Kurulların aldıkları kararları ve hükümlülerin tahliyelerini ertelemesini 9. Köy’e değerlendiren Diyarbakır Barosu Başkan Yardımcısı Av. Mehdi Özdemir, “İGK’nın, çalışma yapıları itibariyle şartlı salıverilme süreleri gelmiş hükümlülerin iyi hal değerlendirmesini objektif kriterleri gözeterek yapması beklenmektedir. Ancak uygulamada gördüğümüz hadise, kurulun kendini mahkeme yerine koymasıdır. Cezaevlerindeki bu kurulların, mahkemece yapılması gereken kimi suç isnatlarını kendisi tarafından yapılarak muğlak ifadeler ile herhangi bir somut olaya tekabül etmeyecek veya suçlama konusu olmayacak, kimi durumların aleyhe değerlendirip ve iyi halli olunmadığına dair kararlar alarak, mahpusların tahliyesini ertelediği görülmektedir” dedi.

İGK’nın idari bir kurum olduğunu da vurgulayan Özdemir, şöyle konuştu; “Bu kurul kendi içerisinde mahpusların özgürlük ve güvenlik hakkı kapsamında olağandan daha fazla cezaevinde kalmasını sağlayacak bir karar verme yeterliliğine sahip değildir. Bu kurul verdiği tahliye ertelemeleri kararları ile en temel haklardan olan hukuki güvenlik hakkını, kişi özgürlüğünü ve güvenlik hakkını ihlal etmektedir. İnfaz hakimliğine ve ağır ceza mahkemelerine yapılan itiraz ve şikayetler de genellikle dikkate alınmayarak, mahpusların cezaevinde fazladan kalması sağlanmaktadır. Mahpuslar 5275 sayılı Ceza İnfaz Kanununda belirtilen süreler itibariyle şartlı salıverilme koşullarını sağlaması ile disiplin cezası almamış ise salıverilme hakkından faydalanmaktaydı. Ama İdare ve Gözlem Kurulları keyfi ve hukuk dışı kararlar ile bu mahkumların tahliyelerini erteleyebilmektedir. Adil yargılanma usulü uygulanmaksızın bir hukuk dışı süreci hep birlikte yaşmaktayız.” dedi.

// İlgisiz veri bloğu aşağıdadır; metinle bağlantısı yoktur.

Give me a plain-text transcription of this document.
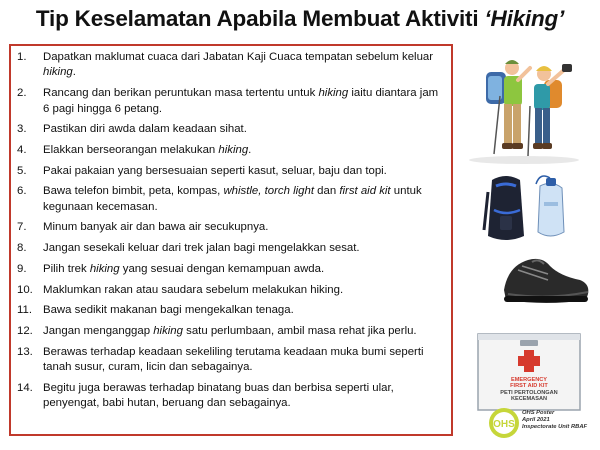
Tip Keselamatan Apabila Membuat Aktiviti ‘Hiking’
1.	Dapatkan maklumat cuaca dari Jabatan Kaji Cuaca tempatan sebelum keluar hiking.
2.	Rancang dan berikan peruntukan masa tertentu untuk hiking iaitu diantara jam 6 pagi hingga 6 petang.
3.	Pastikan diri awda dalam keadaan sihat.
4.	Elakkan berseorangan melakukan hiking.
5.	Pakai pakaian yang bersesuaian seperti kasut, seluar, baju dan topi.
6.	Bawa telefon bimbit, peta, kompas, whistle, torch light dan first aid kit untuk kegunaan kecemasan.
7.	Minum banyak air dan bawa air secukupnya.
8.	Jangan sesekali keluar dari trek jalan bagi mengelakkan sesat.
9.	Pilih trek hiking yang sesuai dengan kemampuan awda.
10. Maklumkan rakan atau saudara sebelum melakukan hiking.
11. Bawa sedikit makanan bagi mengekalkan tenaga.
12. Jangan menganggap hiking satu perlumbaan, ambil masa rehat jika perlu.
13. Berawas terhadap keadaan sekeliling terutama keadaan muka bumi seperti tanah susur, curam, licin dan sebagainya.
14. Begitu juga berawas terhadap binatang buas dan berbisa seperti ular, penyengat, babi hutan, beruang dan sebagainya.
EMERGENCY
FIRST AID KIT
PETI PERTOLONGAN
KECEMASAN
OHS
OHS Poster
April 2021
Inspectorate Unit RBAF
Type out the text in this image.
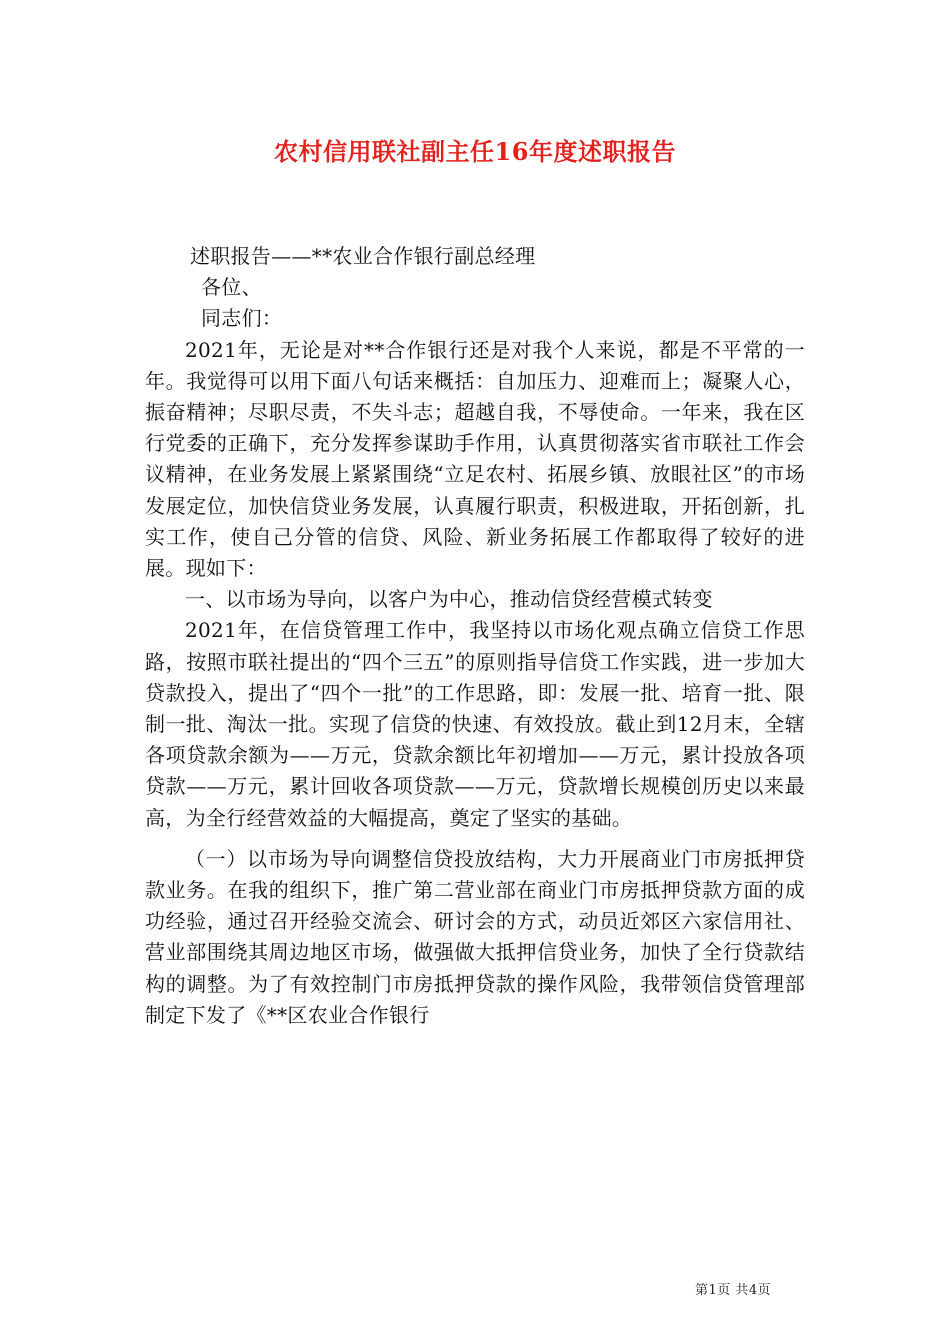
农村信用联社副主任16年度述职报告

述职报告——**农业合作银行副总经理

各位、

同志们：

2021年，无论是对**合作银行还是对我个人来说，都是不平常的一年。我觉得可以用下面八句话来概括：自加压力、迎难而上；凝聚人心，振奋精神；尽职尽责，不失斗志；超越自我，不辱使命。一年来，我在区行党委的正确下，充分发挥参谋助手作用，认真贯彻落实省市联社工作会议精神，在业务发展上紧紧围绕“立足农村、拓展乡镇、放眼社区”的市场发展定位，加快信贷业务发展，认真履行职责，积极进取，开拓创新，扎实工作，使自己分管的信贷、风险、新业务拓展工作都取得了较好的进展。现如下：

一、以市场为导向，以客户为中心，推动信贷经营模式转变

2021年，在信贷管理工作中，我坚持以市场化观点确立信贷工作思路，按照市联社提出的“四个三五”的原则指导信贷工作实践，进一步加大贷款投入，提出了“四个一批”的工作思路，即：发展一批、培育一批、限制一批、淘汰一批。实现了信贷的快速、有效投放。截止到12月末，全辖各项贷款余额为——万元，贷款余额比年初增加——万元，累计投放各项贷款——万元，累计回收各项贷款——万元，贷款增长规模创历史以来最高，为全行经营效益的大幅提高，奠定了坚实的基础。

（一）以市场为导向调整信贷投放结构，大力开展商业门市房抵押贷款业务。在我的组织下，推广第二营业部在商业门市房抵押贷款方面的成功经验，通过召开经验交流会、研讨会的方式，动员近郊区六家信用社、营业部围绕其周边地区市场，做强做大抵押信贷业务，加快了全行贷款结构的调整。为了有效控制门市房抵押贷款的操作风险，我带领信贷管理部制定下发了《**区农业合作银行

第1页 共4页
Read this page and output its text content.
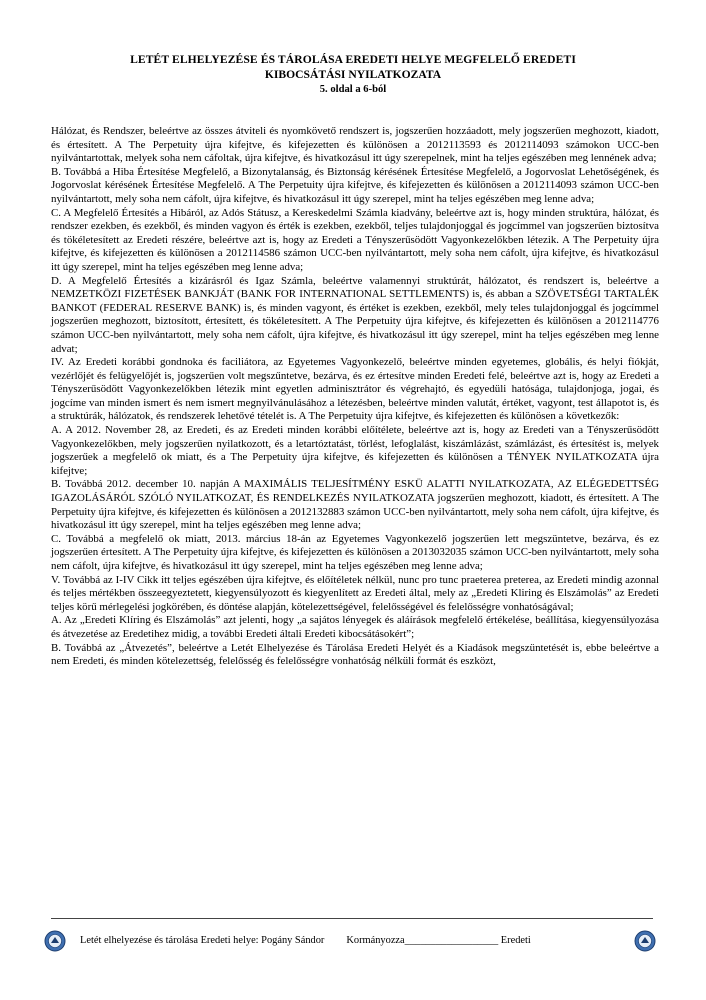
LETÉT ELHELYEZÉSE ÉS TÁROLÁSA EREDETI HELYE MEGFELELŐ EREDETI
KIBOCSÁTÁSI NYILATKOZATA
5. oldal a 6-ból

Hálózat, és Rendszer, beleértve az összes átviteli és nyomkövető rendszert is, jogszerűen hozzáadott, mely jogszerűen meghozott, kiadott, és értesített. A The Perpetuity újra kifejtve, és kifejezetten és különösen a 2012113593 és 2012114093 számokon UCC-ben nyilvántartottak, melyek soha nem cáfoltak, újra kifejtve, és hivatkozásul itt úgy szerepelnek, mint ha teljes egészében meg lennének adva;

B. Továbbá a Hiba Értesítése Megfelelő, a Bizonytalanság, és Biztonság kérésének Értesítése Megfelelő, a Jogorvoslat Lehetőségének, és Jogorvoslat kérésének Értesítése Megfelelő. A The Perpetuity újra kifejtve, és kifejezetten és különösen a 2012114093 számon UCC-ben nyilvántartott, mely soha nem cáfolt, újra kifejtve, és hivatkozásul itt úgy szerepel, mint ha teljes egészében meg lenne adva;

C. A Megfelelő Értesítés a Hibáról, az Adós Státusz, a Kereskedelmi Számla kiadvány, beleértve azt is, hogy minden struktúra, hálózat, és rendszer ezekben, és ezekből, és minden vagyon és érték is ezekben, ezekből, teljes tulajdonjoggal és jogcímmel van jogszerűen biztosítva és tökéletesített az Eredeti részére, beleértve azt is, hogy az Eredeti a Tényszerűsödött Vagyonkezelőkben létezik. A The Perpetuity újra kifejtve, és kifejezetten és különösen a 2012114586 számon UCC-ben nyilvántartott, mely soha nem cáfolt, újra kifejtve, és hivatkozásul itt úgy szerepel, mint ha teljes egészében meg lenne adva;

D. A Megfelelő Értesítés a kizárásról és Igaz Számla, beleértve valamennyi struktúrát, hálózatot, és rendszert is, beleértve a NEMZETKÖZI FIZETÉSEK BANKJÁT (BANK FOR INTERNATIONAL SETTLEMENTS) is, és abban a SZÖVETSÉGI TARTALÉK BANKOT (FEDERAL RESERVE BANK) is, és minden vagyont, és értéket is ezekben, ezekből, mely teles tulajdonjoggal és jogcímmel jogszerűen meghozott, biztosított, értesített, és tökéletesített. A The Perpetuity újra kifejtve, és kifejezetten és különösen a 2012114776 számon UCC-ben nyilvántartott, mely soha nem cáfolt, újra kifejtve, és hivatkozásul itt úgy szerepel, mint ha teljes egészében meg lenne advat;

IV. Az Eredeti korábbi gondnoka és faciliátora, az Egyetemes Vagyonkezelő, beleértve minden egyetemes, globális, és helyi fiókját, vezérlőjét és felügyelőjét is, jogszerűen volt megszűntetve, bezárva, és ez értesítve minden Eredeti felé, beleértve azt is, hogy az Eredeti a Tényszerűsödött Vagyonkezelőkben létezik mint egyetlen adminisztrátor és végrehajtó, és egyedüli hatósága, tulajdonjoga, jogai, és jogcíme van minden ismert és nem ismert megnyilvánulásához a létezésben, beleértve minden valutát, értéket, vagyont, test állapotot is, és a struktúrák, hálózatok, és rendszerek lehetővé tételét is. A The Perpetuity újra kifejtve, és kifejezetten és különösen a következők:

A. A 2012. November 28, az Eredeti, és az Eredeti minden korábbi előítélete, beleértve azt is, hogy az Eredeti van a Tényszerűsödött Vagyonkezelőkben, mely jogszerűen nyilatkozott, és a letartóztatást, törlést, lefoglalást, kiszámlázást, számlázást, és értesítést is, melyek jogszerűek a megfelelő ok miatt, és a The Perpetuity újra kifejtve, és kifejezetten és különösen a TÉNYEK NYILATKOZATA újra kifejtve;

B. Továbbá 2012. december 10. napján A MAXIMÁLIS TELJESÍTMÉNY ESKÜ ALATTI NYILATKOZATA, AZ ELÉGEDETTSÉG IGAZOLÁSÁRÓL SZÓLÓ NYILATKOZAT, ÉS RENDELKEZÉS NYILATKOZATA jogszerűen meghozott, kiadott, és értesített. A The Perpetuity újra kifejtve, és kifejezetten és különösen a 2012132883 számon UCC-ben nyilvántartott, mely soha nem cáfolt, újra kifejtve, és hivatkozásul itt úgy szerepel, mint ha teljes egészében meg lenne adva;

C. Továbbá a megfelelő ok miatt, 2013. március 18-án az Egyetemes Vagyonkezelő jogszerűen lett megszüntetve, bezárva, és ez jogszerűen értesített. A The Perpetuity újra kifejtve, és kifejezetten és különösen a 2013032035 számon UCC-ben nyilvántartott, mely soha nem cáfolt, újra kifejtve, és hivatkozásul itt úgy szerepel, mint ha teljes egészében meg lenne adva;

V. Továbbá az I-IV Cikk itt teljes egészében újra kifejtve, és előítéletek nélkül, nunc pro tunc praeterea preterea, az Eredeti mindig azonnal és teljes mértékben összeegyeztetett, kiegyensúlyozott és kiegyenlített az Eredeti által, mely az „Eredeti Kliring és Elszámolás” az Eredeti teljes körű mérlegelési jogkörében, és döntése alapján, kötelezettségével, felelősségével és felelősségre vonhatóságával;

A. Az „Eredeti Klíring és Elszámolás” azt jelenti, hogy „a sajátos lényegek és aláírások megfelelő értékelése, beállítása, kiegyensúlyozása és átvezetése az Eredetihez midig, a további Eredeti általi Eredeti kibocsátásokért”;

B. Továbbá az „Átvezetés”, beleértve a Letét Elhelyezése és Tárolása Eredeti Helyét és a Kiadások megszüntetését is, ebbe beleértve a nem Eredeti, és minden kötelezettség, felelősség és felelősségre vonhatóság nélküli formát és eszközt,

Letét elhelyezése és tárolása Eredeti helye: Pogány Sándor Kormányozza__________________ Eredeti
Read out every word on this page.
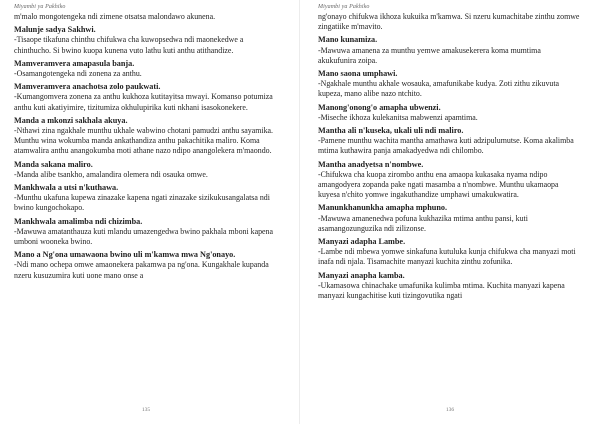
Miyambi ya Pakhiko

m'malo mongotengeka ndi zimene otsatsa malondawo akunena.

Malunje sadya Sakhwi.

-Tisaope tikafuna chinthu chifukwa cha kuwopsedwa ndi maonekedwe a chinthucho. Si bwino kuopa kunena vuto lathu kuti anthu atithandize.

Mamveramvera amapasula banja.

-Osamangotengeka ndi zonena za anthu.

Mamveramvera anachotsa zolo paukwati.

-Kumangomvera zonena za anthu kukhoza kutitayitsa mwayi. Komanso potumiza anthu kuti akatiyimire, tizitumiza okhulupirika kuti nkhani isasokonekere.

Manda a mkonzi sakhala akuya.

-Nthawi zina ngakhale munthu ukhale wabwino chotani pamudzi anthu sayamika. Munthu wina wokumba manda ankathandiza anthu pakachitika maliro. Koma atamwalira anthu anangokumba moti athane nazo ndipo anangolekera m'maondo.

Manda sakana maliro.

-Manda alibe tsankho, amalandira olemera ndi osauka omwe.

Mankhwala a utsi n'kuthawa.

-Munthu ukafuna kupewa zinazake kapena ngati zinazake sizikukusangalatsa ndi bwino kungochokapo.

Mankhwala amalimba ndi chizimba.

-Mawuwa amatanthauza kuti mlandu umazengedwa bwino pakhala mboni kapena umboni wooneka bwino.

Mano a Ng'ona umawaona bwino uli m'kamwa mwa Ng'onayo.

-Ndi mano ochepa omwe amaonekera pakamwa pa ng'ona. Kungakhale kupanda nzeru kusuzumira kuti uone mano onse a

135
Miyambi ya Pakhiko

ng'onayo chifukwa ikhoza kukuika m'kamwa. Si nzeru kumachitabe zinthu zomwe zingatiike m'mavito.

Mano kunamiza.

-Mawuwa amanena za munthu yemwe amakusekerera koma mumtima akukufunira zoipa.

Mano saona umphawi.

-Ngakhale munthu akhale wosauka, amafunikabe kudya. Zoti zithu zikuvuta kupeza, mano alibe nazo ntchito.

Manong'onong'o amapha ubwenzi.

-Miseche ikhoza kulekanitsa mabwenzi apamtima.

Mantha ali n'kuseka, ukali uli ndi maliro.

-Pamene munthu wachita mantha amathawa kuti adzipulumutse. Koma akalimba mtima kuthawira panja amakadyedwa ndi chilombo.

Mantha anadyetsa n'nombwe.

-Chifukwa cha kuopa zirombo anthu ena amaopa kukasaka nyama ndipo amangodyera zopanda pake ngati masamba a n'nombwe. Munthu ukamaopa kuyesa n'chito yomwe ingakuthandize umphawi umakukwatira.

Manunkhanunkha amapha mphuno.

-Mawuwa amanenedwa pofuna kukhazika mtima anthu pansi, kuti asamangozunguzika ndi zilizonse.

Manyazi adapha Lambe.

-Lambe ndi mbewa yomwe sinkafuna kutuluka kunja chifukwa cha manyazi moti inafa ndi njala. Tisamachite manyazi kuchita zinthu zofunika.

Manyazi anapha kamba.

-Ukamasowa chinachake umafunika kulimba mtima. Kuchita manyazi kapena manyazi kungachitise kuti tizingovutika ngati

136
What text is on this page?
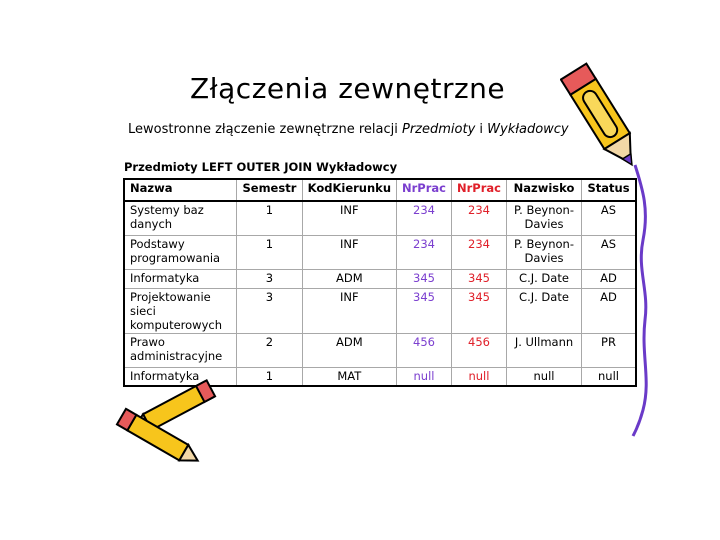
Złączenia zewnętrzne
Lewostronne złączenie zewnętrzne relacji Przedmioty i Wykładowcy
Przedmioty LEFT OUTER JOIN Wykładowcy
Nazwa	Semestr	KodKierunku	NrPrac	NrPrac	Nazwisko	Status
Systemy baz danych	1	INF	234	234	P. Beynon-Davies	AS
Podstawy programowania	1	INF	234	234	P. Beynon-Davies	AS
Informatyka	3	ADM	345	345	C.J. Date	AD
Projektowanie sieci komputerowych	3	INF	345	345	C.J. Date	AD
Prawo administracyjne	2	ADM	456	456	J. Ullmann	PR
Informatyka	1	MAT	null	null	null	null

Tahliye ertelemesi en çok siyasi hükümlülere uygulanıyor

İnsan Hakları Derneği verilerine göre, 2021 yılının başından bu yana en az 313 hükümlünün tahliyesi birden fazla kez, 6’şar ay ya da 3’er aylık periyotlarla İdare ve Gözlem Kurulları tarafından engellendi. Yine İHD verilerine göre, tahliyesi kurul kararlarıyla ertelenen hükümlüler arasında 42 kişi “ağır hasta mahkumlar” listesinde yer alıyor ve bu durumda olanların büyük bölümü siyasi ya da politik suçlardan yargılanmış hükümlülerden oluşuyor. Adli vakadan hükümlü bulunanların tahliyesi ertelenirken, kesinleşmiş disiplin cezalarının esas alındığını ifade eden Özdemir, “Politik hükümlülerde ise cezaevindeki yaşam bir bütün olarak değerlendirilerek, kişinin tarafsız veya taraflı koğuşta yer alması, dilekçe ve mektuplarında yer alan bazı ifadeler, ailesi ile telefon görüşmesinde kullanmış olduğu sözler, mahkemeye vermiş olduğu dilekçeler ve ortak alanlarda kullandığı ifadeler gibi yersiz herhangi bir suçlamaya yer vermeyecek meşru ve temel haklar kapsamındaki söz ve cümleleri gerekçe gösteriliyor. İdare ve Gözlem Kurulları soyut gerekçelerle ayrımcılık ilkesini de ihlal ederek kararlar veriyor” dedi.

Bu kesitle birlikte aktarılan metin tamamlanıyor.